Henry P. Behrensmeyer
Portrait and bio taken with permission from Michael
One of the foremost penmen and offhand flourishers of the early decades of this century,
H. P. Behrensmeyer was widely respected by his peers. Born on February 18, 1868 near
Quincy, Illinois, Mr. Behrensmeyer lived in Quincy all his life. As a boy, he attended the
Salem Parochial School and the public schools, and as a young man entered the Gem City
Business College. Here he studied penmanship under C. L. Martin, Fielding Schofield, and
D. L. Musselman, Sr. His interest in penmanship began, however, when he was in his teens.
He studied the art at night school, and practiced during spare moments while working as a
clerk in a grocery store. After graduation from high school, Behrensmeyer wrote to Mr.
Musselman (founder of the Gem City Business College), inquiring about what type of ink was
best for writing. Shortly thereafter, he applied to the college and was accepted as a
student. Within a few months time he had made so much progress in penmanship that Mr.

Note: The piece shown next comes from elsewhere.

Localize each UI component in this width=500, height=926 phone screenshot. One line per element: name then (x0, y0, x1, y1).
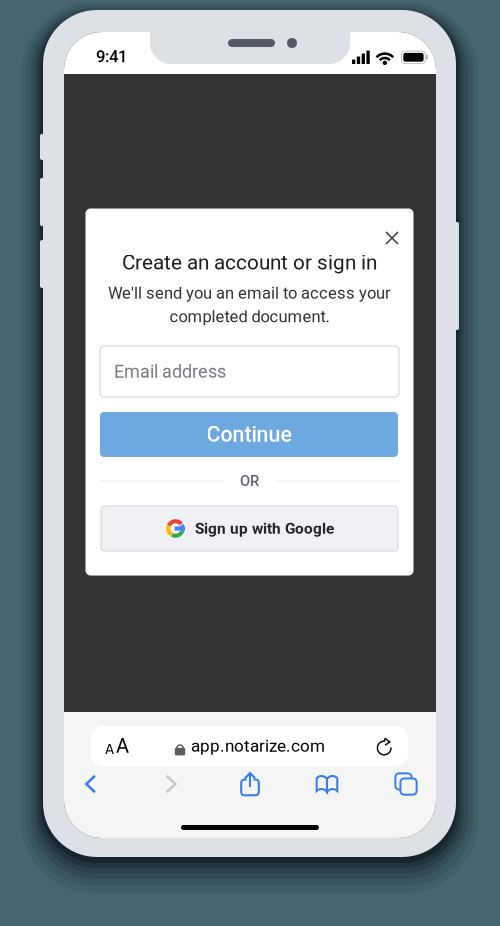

Musselman began to take a special interest in him. He gave Behrensmeyer a job at the
college as a clerk, in which capacity the young pupil served for two, years. During this
time he was also given the responsibility of teaching penmanship. This work as a
penmanship instructor began in September, 1886. Soon afterwards, he was placed in charge
of the Penmanship Department, and continued in this role for over fifty years.